Prior to coming to Wooster, Moore guided Muhlenberg College in Allentown, Pa., to successive Middle Atlantic Conference titles in the 1984-85 and 1985-86 seasons. Other highlights for Moore during his time with the Mules included leading Muhlenberg to its first 20-win season in 40 years in 1985-86 and being selected as the MAC Southern Division Coach of the Year in 1983.

From 1976-81, Moore served as an assistant coach at his alma mater – Wittenberg University. During that five-year period, he helped lead the Tigers to four regular season Ohio Athletic Conference championships, two OAC Tournament titles, and a national championship in 1977.

A native of Monroeville, Ohio, Moore was a standout on Wittenberg’s basketball team in the early 1970s. The three-year letterwinner was part of three-straight OAC championship teams, including 1974 when he was a team captain and the starting point guard.

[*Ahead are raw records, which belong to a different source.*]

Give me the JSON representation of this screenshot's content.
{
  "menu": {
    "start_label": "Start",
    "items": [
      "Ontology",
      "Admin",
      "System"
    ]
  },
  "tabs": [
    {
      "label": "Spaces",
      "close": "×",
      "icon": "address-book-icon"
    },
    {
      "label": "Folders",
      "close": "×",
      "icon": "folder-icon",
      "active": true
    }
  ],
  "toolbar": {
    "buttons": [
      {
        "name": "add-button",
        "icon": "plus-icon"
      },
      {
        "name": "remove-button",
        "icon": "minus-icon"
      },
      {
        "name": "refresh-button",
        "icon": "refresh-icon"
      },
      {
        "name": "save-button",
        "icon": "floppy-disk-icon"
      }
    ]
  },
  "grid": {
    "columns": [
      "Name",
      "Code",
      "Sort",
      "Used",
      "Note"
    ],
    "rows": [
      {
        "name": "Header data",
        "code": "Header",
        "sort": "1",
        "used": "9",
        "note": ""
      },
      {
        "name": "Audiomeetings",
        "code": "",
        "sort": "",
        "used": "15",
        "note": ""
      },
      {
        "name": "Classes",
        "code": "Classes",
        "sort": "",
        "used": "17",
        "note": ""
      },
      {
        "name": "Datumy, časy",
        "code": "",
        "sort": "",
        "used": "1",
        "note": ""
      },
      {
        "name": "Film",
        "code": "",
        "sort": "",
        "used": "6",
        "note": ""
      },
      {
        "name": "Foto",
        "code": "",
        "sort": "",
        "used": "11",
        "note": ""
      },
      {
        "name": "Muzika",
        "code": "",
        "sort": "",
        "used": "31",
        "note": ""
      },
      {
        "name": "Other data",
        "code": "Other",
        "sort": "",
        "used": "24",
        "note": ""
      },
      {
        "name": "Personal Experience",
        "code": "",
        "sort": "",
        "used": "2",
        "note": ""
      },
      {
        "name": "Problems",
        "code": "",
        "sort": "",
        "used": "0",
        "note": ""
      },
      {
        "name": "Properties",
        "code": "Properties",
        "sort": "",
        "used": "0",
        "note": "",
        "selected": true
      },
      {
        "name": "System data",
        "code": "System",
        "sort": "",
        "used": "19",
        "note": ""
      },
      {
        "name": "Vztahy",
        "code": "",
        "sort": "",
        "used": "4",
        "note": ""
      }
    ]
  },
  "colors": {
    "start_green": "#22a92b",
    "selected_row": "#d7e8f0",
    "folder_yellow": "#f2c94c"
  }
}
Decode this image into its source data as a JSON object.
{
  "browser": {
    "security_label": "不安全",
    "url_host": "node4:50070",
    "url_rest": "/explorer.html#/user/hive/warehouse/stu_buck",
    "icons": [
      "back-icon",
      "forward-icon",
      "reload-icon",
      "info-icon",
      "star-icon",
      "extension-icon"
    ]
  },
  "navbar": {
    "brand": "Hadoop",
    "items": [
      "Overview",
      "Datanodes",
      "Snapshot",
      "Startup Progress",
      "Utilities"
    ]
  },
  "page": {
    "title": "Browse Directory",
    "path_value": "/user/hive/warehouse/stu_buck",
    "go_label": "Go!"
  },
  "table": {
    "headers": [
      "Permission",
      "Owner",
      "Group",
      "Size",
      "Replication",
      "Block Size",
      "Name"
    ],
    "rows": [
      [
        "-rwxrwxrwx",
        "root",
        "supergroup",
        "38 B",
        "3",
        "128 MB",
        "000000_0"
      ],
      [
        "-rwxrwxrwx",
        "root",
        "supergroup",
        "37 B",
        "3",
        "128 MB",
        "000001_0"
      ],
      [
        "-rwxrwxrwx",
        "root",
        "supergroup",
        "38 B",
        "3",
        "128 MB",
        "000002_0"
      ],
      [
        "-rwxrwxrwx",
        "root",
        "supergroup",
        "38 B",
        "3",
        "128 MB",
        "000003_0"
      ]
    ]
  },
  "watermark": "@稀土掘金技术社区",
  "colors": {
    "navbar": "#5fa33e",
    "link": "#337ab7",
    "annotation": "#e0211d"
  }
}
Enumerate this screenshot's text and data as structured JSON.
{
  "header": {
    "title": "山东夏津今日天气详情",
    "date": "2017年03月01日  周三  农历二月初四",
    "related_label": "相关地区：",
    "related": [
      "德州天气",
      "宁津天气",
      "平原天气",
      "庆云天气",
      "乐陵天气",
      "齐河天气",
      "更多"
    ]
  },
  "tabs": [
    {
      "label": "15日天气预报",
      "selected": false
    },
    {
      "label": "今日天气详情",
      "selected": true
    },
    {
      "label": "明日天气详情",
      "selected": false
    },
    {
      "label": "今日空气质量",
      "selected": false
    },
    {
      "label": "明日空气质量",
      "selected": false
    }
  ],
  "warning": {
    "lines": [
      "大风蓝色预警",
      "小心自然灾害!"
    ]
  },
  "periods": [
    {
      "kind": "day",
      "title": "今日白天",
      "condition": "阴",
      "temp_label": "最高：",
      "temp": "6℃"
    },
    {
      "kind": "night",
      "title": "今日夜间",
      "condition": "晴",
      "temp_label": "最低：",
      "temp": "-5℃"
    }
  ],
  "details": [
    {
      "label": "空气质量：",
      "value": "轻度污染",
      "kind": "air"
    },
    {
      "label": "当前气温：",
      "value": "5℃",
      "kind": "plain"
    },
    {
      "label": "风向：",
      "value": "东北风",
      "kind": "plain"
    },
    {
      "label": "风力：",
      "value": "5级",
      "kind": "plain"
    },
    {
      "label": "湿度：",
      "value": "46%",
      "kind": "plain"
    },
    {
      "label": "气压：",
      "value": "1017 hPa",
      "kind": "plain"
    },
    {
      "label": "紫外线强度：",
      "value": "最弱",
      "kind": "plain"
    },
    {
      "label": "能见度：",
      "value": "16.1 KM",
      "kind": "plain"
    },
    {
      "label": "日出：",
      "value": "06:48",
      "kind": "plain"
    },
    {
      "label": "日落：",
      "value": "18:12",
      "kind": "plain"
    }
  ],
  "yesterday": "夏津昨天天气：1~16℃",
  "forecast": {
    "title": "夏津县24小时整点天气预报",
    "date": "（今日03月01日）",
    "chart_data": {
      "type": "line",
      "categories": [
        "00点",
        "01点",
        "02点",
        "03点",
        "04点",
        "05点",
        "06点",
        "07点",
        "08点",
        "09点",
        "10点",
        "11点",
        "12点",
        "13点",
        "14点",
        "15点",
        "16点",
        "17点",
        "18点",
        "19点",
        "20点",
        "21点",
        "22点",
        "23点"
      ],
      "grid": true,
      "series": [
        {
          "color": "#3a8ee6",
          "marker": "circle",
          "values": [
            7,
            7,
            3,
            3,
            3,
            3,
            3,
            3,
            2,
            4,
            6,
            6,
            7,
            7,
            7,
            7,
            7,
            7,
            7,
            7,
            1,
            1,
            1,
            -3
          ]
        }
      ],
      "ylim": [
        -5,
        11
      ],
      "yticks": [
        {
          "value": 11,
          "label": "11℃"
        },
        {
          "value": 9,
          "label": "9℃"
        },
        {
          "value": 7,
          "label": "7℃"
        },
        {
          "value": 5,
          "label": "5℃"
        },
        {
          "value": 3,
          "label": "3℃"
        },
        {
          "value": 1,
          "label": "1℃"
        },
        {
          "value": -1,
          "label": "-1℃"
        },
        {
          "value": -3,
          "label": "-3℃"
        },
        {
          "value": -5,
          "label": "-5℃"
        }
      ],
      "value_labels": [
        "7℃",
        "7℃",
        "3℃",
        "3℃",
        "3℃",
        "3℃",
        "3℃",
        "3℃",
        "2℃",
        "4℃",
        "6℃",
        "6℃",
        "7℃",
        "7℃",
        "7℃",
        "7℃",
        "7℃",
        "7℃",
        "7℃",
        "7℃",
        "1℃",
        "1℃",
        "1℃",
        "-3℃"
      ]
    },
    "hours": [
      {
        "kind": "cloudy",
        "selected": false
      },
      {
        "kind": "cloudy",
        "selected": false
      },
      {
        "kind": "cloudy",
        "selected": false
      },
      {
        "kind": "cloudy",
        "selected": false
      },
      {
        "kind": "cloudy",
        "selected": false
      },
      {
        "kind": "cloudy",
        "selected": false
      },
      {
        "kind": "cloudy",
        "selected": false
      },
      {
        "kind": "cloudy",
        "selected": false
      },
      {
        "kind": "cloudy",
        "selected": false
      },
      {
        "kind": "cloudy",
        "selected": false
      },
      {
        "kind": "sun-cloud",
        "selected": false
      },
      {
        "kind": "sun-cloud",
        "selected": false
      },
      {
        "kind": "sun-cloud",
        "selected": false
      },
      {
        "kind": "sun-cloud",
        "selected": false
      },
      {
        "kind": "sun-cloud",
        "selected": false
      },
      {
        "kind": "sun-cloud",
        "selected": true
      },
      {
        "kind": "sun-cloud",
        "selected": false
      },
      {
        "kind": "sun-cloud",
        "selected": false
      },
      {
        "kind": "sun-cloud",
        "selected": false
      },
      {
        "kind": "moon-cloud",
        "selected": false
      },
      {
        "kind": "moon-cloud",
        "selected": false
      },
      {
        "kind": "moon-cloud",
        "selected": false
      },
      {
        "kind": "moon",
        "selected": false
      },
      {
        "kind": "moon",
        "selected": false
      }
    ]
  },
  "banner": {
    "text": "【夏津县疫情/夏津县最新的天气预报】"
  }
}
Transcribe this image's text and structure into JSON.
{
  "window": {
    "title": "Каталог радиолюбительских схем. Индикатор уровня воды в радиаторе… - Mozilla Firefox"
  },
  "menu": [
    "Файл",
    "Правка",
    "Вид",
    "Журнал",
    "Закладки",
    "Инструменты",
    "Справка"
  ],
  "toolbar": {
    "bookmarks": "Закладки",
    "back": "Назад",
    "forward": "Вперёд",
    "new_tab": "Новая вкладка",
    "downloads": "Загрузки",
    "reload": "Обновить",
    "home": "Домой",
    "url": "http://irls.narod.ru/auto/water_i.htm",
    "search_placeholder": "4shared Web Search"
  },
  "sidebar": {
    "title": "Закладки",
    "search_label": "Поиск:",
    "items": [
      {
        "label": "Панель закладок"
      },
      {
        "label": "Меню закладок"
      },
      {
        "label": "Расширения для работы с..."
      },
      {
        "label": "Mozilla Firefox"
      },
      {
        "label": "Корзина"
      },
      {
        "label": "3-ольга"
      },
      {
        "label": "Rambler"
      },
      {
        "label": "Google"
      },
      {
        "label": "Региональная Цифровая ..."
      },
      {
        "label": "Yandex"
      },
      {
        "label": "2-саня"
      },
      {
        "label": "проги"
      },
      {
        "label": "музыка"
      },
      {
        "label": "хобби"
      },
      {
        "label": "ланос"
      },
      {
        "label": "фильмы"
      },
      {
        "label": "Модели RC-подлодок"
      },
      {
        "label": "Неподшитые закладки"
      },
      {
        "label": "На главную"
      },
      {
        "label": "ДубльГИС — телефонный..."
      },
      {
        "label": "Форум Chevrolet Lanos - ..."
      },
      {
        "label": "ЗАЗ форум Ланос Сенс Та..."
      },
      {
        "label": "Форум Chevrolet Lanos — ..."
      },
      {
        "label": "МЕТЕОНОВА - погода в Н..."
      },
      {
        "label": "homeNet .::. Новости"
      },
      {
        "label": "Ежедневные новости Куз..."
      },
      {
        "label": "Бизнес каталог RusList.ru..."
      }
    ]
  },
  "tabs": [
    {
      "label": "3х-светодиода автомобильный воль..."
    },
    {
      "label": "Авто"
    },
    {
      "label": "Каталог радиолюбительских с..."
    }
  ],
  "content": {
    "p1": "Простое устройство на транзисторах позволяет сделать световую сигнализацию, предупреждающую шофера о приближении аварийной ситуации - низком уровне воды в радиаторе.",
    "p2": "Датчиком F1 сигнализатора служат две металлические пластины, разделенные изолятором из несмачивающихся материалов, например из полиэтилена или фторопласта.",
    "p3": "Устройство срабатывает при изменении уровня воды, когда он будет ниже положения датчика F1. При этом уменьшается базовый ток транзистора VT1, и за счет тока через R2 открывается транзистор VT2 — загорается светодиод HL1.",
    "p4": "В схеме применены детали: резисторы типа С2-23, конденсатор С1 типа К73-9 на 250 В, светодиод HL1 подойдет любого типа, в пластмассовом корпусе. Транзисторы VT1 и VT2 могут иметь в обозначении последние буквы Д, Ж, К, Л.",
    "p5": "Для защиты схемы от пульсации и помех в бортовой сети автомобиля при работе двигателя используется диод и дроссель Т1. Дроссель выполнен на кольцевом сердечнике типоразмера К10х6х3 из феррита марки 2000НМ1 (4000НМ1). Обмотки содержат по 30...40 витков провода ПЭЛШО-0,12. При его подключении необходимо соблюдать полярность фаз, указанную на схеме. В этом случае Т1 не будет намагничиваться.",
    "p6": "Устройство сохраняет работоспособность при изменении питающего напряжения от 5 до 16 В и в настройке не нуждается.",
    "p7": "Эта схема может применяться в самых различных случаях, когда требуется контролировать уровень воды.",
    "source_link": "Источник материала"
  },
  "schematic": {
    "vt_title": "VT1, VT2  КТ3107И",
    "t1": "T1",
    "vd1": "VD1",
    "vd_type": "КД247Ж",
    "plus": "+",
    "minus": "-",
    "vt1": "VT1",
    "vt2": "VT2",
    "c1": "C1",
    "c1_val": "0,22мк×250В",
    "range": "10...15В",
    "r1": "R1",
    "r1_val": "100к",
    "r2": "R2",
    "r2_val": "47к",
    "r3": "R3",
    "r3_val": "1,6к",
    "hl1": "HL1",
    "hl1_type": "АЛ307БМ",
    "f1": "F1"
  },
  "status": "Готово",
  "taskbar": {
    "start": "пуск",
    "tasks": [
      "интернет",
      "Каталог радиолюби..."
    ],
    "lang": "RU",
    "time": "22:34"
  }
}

Following graduation from Wittenberg in 1974, he earned a master’s degree in physical education from Ohio University in 1976, while serving as a graduate assistant coach in basketball for the Bobcats.

In addition to all his success on the court, Moore served a four-year term on the prestigious NCAA rules committee, is a member of the NABC Congress, and served on the NABC ethics committee, and the Wooster basketball program holds several community service initiatives each year. Included among those are basketball skills’ clinics for local youth, fundraisers for Coaches vs. Cancer as well as encouraging fans to donate food and clothing in lieu of admission at its two annual tournaments, which benefits People-to-People ministry and Goodwill Industries, and participation in the NABC Dream to Read program with local elementary schools.

Steve and his wife, Jane, reside in Wooster, and have two daughters – Beth and Emily – and four grandchildren – Grace, Jack, Gwen, and Beau. Notable, Beth and Emily are 2003 and 2005 Wooster graduates, respectively, and both were former student-athletes with the former being a four-year starter on the Scots’ volleyball team and the latter running on the cross country and track teams.